Last week the U.S. District Court for the District of Nevada noted the existence of “a dispute among the circuits regarding the interpretation of certain common arbitration provisions.” Operation: Heroes, Ltd. v. P & G Prods., Inc., Case No. 2:12-cv-00214-MMD-GWF (D. Nev. Oct. 11, 2012). Earlier this year a Hawaiian court summarized the conflict referenced in the Operation: Heroes, Ltd. opinion as follows:
In cases construing agreements requiring arbitration for disputes "arising under" or "arising out of" the agreement or arising "hereunder," there is a split of authority among federal courts as to how such language should be interpreted.

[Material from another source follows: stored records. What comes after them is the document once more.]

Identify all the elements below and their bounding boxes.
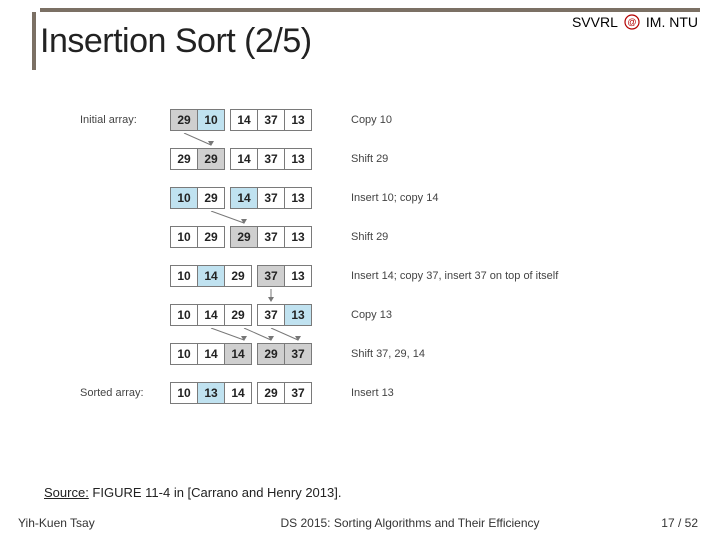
array-cell: 13 bbox=[284, 265, 312, 287]
diagram-row: 1029143713 Insert 10; copy 14 bbox=[80, 184, 558, 211]
array-cell: 37 bbox=[257, 109, 285, 131]
array-cell: 29 bbox=[197, 187, 225, 209]
array-cell: 37 bbox=[257, 148, 285, 170]
brand-dept: IM. NTU bbox=[646, 14, 698, 30]
diagram-row: 1029293713Shift 29 bbox=[80, 223, 558, 250]
array-cell: 29 bbox=[230, 226, 258, 248]
array-cell: 14 bbox=[224, 382, 252, 404]
cells-group: 1029143713 bbox=[170, 187, 311, 209]
diagram-row: 1014142937Shift 37, 29, 14 bbox=[80, 340, 558, 367]
array-cell: 14 bbox=[197, 343, 225, 365]
array-cell: 37 bbox=[257, 265, 285, 287]
row-label: Sorted array: bbox=[80, 387, 170, 399]
cells-group: 2929143713 bbox=[170, 148, 311, 170]
array-cell: 13 bbox=[284, 148, 312, 170]
step-caption: Copy 13 bbox=[351, 309, 392, 321]
array-cell: 14 bbox=[230, 109, 258, 131]
array-cell: 10 bbox=[170, 343, 198, 365]
array-cell: 10 bbox=[170, 382, 198, 404]
cells-group: 1014142937 bbox=[170, 343, 311, 365]
at-logo-icon: @ bbox=[624, 14, 640, 30]
array-cell: 14 bbox=[230, 148, 258, 170]
array-cell: 29 bbox=[257, 382, 285, 404]
array-cell: 29 bbox=[257, 343, 285, 365]
array-cell: 13 bbox=[284, 226, 312, 248]
cells-group: 1013142937 bbox=[170, 382, 311, 404]
array-cell: 29 bbox=[170, 148, 198, 170]
array-cell: 10 bbox=[197, 109, 225, 131]
diagram-row: 2929143713Shift 29 bbox=[80, 145, 558, 172]
step-caption: Copy 10 bbox=[351, 114, 392, 126]
array-cell: 10 bbox=[170, 265, 198, 287]
array-cell: 14 bbox=[197, 265, 225, 287]
array-cell: 37 bbox=[284, 382, 312, 404]
array-cell: 37 bbox=[257, 304, 285, 326]
cells-group: 2910143713 bbox=[170, 109, 311, 131]
footer-course: DS 2015: Sorting Algorithms and Their Ef… bbox=[200, 516, 620, 530]
source-citation: Source: FIGURE 11-4 in [Carrano and Henr… bbox=[44, 485, 341, 500]
title-bar bbox=[32, 12, 36, 70]
row-label: Initial array: bbox=[80, 114, 170, 126]
diagram-row: Initial array:2910143713 Copy 10 bbox=[80, 106, 558, 133]
brand-svvrl: SVVRL bbox=[572, 14, 618, 30]
array-cell: 13 bbox=[284, 109, 312, 131]
array-cell: 29 bbox=[197, 226, 225, 248]
header-divider bbox=[40, 8, 700, 12]
array-cell: 10 bbox=[170, 226, 198, 248]
svg-text:@: @ bbox=[627, 17, 636, 27]
step-caption: Insert 10; copy 14 bbox=[351, 192, 438, 204]
array-cell: 14 bbox=[224, 343, 252, 365]
cells-group: 1029293713 bbox=[170, 226, 311, 248]
array-cell: 29 bbox=[197, 148, 225, 170]
array-cell: 10 bbox=[170, 304, 198, 326]
source-text: FIGURE 11-4 in [Carrano and Henry 2013]. bbox=[89, 485, 342, 500]
diagram-row: 1014293713 Copy 13 bbox=[80, 301, 558, 328]
insertion-sort-diagram: Initial array:2910143713Copy 10292914371… bbox=[80, 106, 558, 418]
step-caption: Insert 14; copy 37, insert 37 on top of … bbox=[351, 270, 558, 282]
diagram-row: 1014293713 Insert 14; copy 37, insert 37 … bbox=[80, 262, 558, 289]
array-cell: 37 bbox=[257, 226, 285, 248]
array-cell: 13 bbox=[284, 304, 312, 326]
footer-page: 17 / 52 bbox=[620, 516, 720, 530]
array-cell: 14 bbox=[230, 187, 258, 209]
array-cell: 13 bbox=[197, 382, 225, 404]
step-caption: Shift 37, 29, 14 bbox=[351, 348, 425, 360]
diagram-row: Sorted array:1013142937 Insert 13 bbox=[80, 379, 558, 406]
step-caption: Insert 13 bbox=[351, 387, 394, 399]
array-cell: 29 bbox=[224, 304, 252, 326]
brand-block: SVVRL @ IM. NTU bbox=[572, 14, 698, 30]
step-caption: Shift 29 bbox=[351, 153, 388, 165]
step-caption: Shift 29 bbox=[351, 231, 388, 243]
slide-footer: Yih-Kuen Tsay DS 2015: Sorting Algorithm… bbox=[0, 516, 720, 530]
source-prefix: Source: bbox=[44, 485, 89, 500]
array-cell: 14 bbox=[197, 304, 225, 326]
page-title: Insertion Sort (2/5) bbox=[40, 22, 312, 61]
cells-group: 1014293713 bbox=[170, 304, 311, 326]
array-cell: 13 bbox=[284, 187, 312, 209]
array-cell: 37 bbox=[284, 343, 312, 365]
footer-author: Yih-Kuen Tsay bbox=[0, 516, 200, 530]
cells-group: 1014293713 bbox=[170, 265, 311, 287]
array-cell: 10 bbox=[170, 187, 198, 209]
array-cell: 29 bbox=[224, 265, 252, 287]
array-cell: 37 bbox=[257, 187, 285, 209]
array-cell: 29 bbox=[170, 109, 198, 131]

Some courts, primarily in the Ninth Circuit, construe that type of arbitration language as being narrow and restrict arbitration only to disputes relating to interpretation and performance of the contract. See Mediterranean Enters., Inc., 708 F.2d 1458; In re Kinoshita & Co., 287 F.2d 951 (2d Cir. 1961); Cape Flattery Ltd., 607 F. Supp. 2d at 1185-88. On the other side, some courts construe such language broadly. See Dialysis Access Ctr., LLC v. RMS Lifeline, Inc., 638 F.3d 367, 380-82 (1st Cir. 2011) (rejecting Kinoshita); Battaglia v. McKendry, 233 F.3d 720, 725-27 (3d Cir. 2000); Gregory v. Electro-Mechanical Corp., 83 F.3d 382, 385 (11th Cir. 1996).
Cnty. of Haw. v. Unidev, LLC, Nos. CAAP-10-0000188 & CAAP-11-0000019 (Haw. Ct. App. Aug. 31, 2012).